Ce soir, c’est le grand soir. Ce dimanche à partir de 20 heures, le Maroc et le Sénégal s’affrontent à Rabat lors de la finale de la Coupe d’Afrique des nations 2025. Ce match à l’enjeu immense sera forcément très suivi en France et en région parisienne.
Ainsi, et alors qu’un arrêt de la préfecture de police interdit tout rassemblement sur les Champs-Élysées depuis le début de la compétition, un important dispositif de sécurité sera mis en place ce dimanche soir à Paris. La préfecture de police anticipe des débordements, notamment en cas de victoire marocaine.
Le dispositif se concentre sur deux zones stratégiques : les Champs-Élysées (VIIIe) et le parvis de l’Institut du monde arabe (IMA) dans le Ve arrondissement, où le match sera retransmis. Dès 19 heures, plusieurs unités des forces de l’ordre prendront position.

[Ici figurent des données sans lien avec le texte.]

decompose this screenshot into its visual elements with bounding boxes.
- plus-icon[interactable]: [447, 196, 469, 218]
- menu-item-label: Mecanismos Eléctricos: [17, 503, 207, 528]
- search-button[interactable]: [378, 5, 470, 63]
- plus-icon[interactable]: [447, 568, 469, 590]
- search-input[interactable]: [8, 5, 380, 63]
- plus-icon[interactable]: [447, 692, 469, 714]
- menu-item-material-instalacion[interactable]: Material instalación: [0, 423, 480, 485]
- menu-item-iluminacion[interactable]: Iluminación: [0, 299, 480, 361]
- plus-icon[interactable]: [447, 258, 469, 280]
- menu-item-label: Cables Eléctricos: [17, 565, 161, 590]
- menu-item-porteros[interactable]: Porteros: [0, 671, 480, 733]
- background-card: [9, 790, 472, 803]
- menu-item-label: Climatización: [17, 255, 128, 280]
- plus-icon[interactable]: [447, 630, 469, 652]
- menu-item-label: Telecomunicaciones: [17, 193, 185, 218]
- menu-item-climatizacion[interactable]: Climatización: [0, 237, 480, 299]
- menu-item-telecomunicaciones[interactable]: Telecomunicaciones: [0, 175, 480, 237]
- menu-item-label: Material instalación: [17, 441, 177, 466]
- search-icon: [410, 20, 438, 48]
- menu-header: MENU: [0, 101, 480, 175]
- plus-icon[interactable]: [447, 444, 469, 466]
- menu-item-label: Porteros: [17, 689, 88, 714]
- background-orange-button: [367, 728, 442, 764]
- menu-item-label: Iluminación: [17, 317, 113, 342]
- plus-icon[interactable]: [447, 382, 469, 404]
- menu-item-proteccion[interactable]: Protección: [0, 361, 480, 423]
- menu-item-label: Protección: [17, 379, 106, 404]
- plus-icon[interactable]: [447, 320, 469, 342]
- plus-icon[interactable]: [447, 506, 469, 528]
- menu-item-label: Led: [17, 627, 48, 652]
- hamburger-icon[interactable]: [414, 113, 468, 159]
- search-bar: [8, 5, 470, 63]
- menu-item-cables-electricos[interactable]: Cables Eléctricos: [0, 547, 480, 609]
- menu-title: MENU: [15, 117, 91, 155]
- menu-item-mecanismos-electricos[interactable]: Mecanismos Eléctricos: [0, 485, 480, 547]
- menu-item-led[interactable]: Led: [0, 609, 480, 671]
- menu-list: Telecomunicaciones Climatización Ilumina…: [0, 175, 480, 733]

Sur l’avenue la plus célèbre du monde, ce sont deux Brigades de répression de l’action violente motorisées (Brav-M) qui seront déployées, accompagnées de huit sections de CRS réparties entre l’avenue des Champs-Élysées et l’Arc de Triomphe. Leur mission : effectuer des rondes dynamiques, détecter tout attroupement suspect et intervenir si besoin.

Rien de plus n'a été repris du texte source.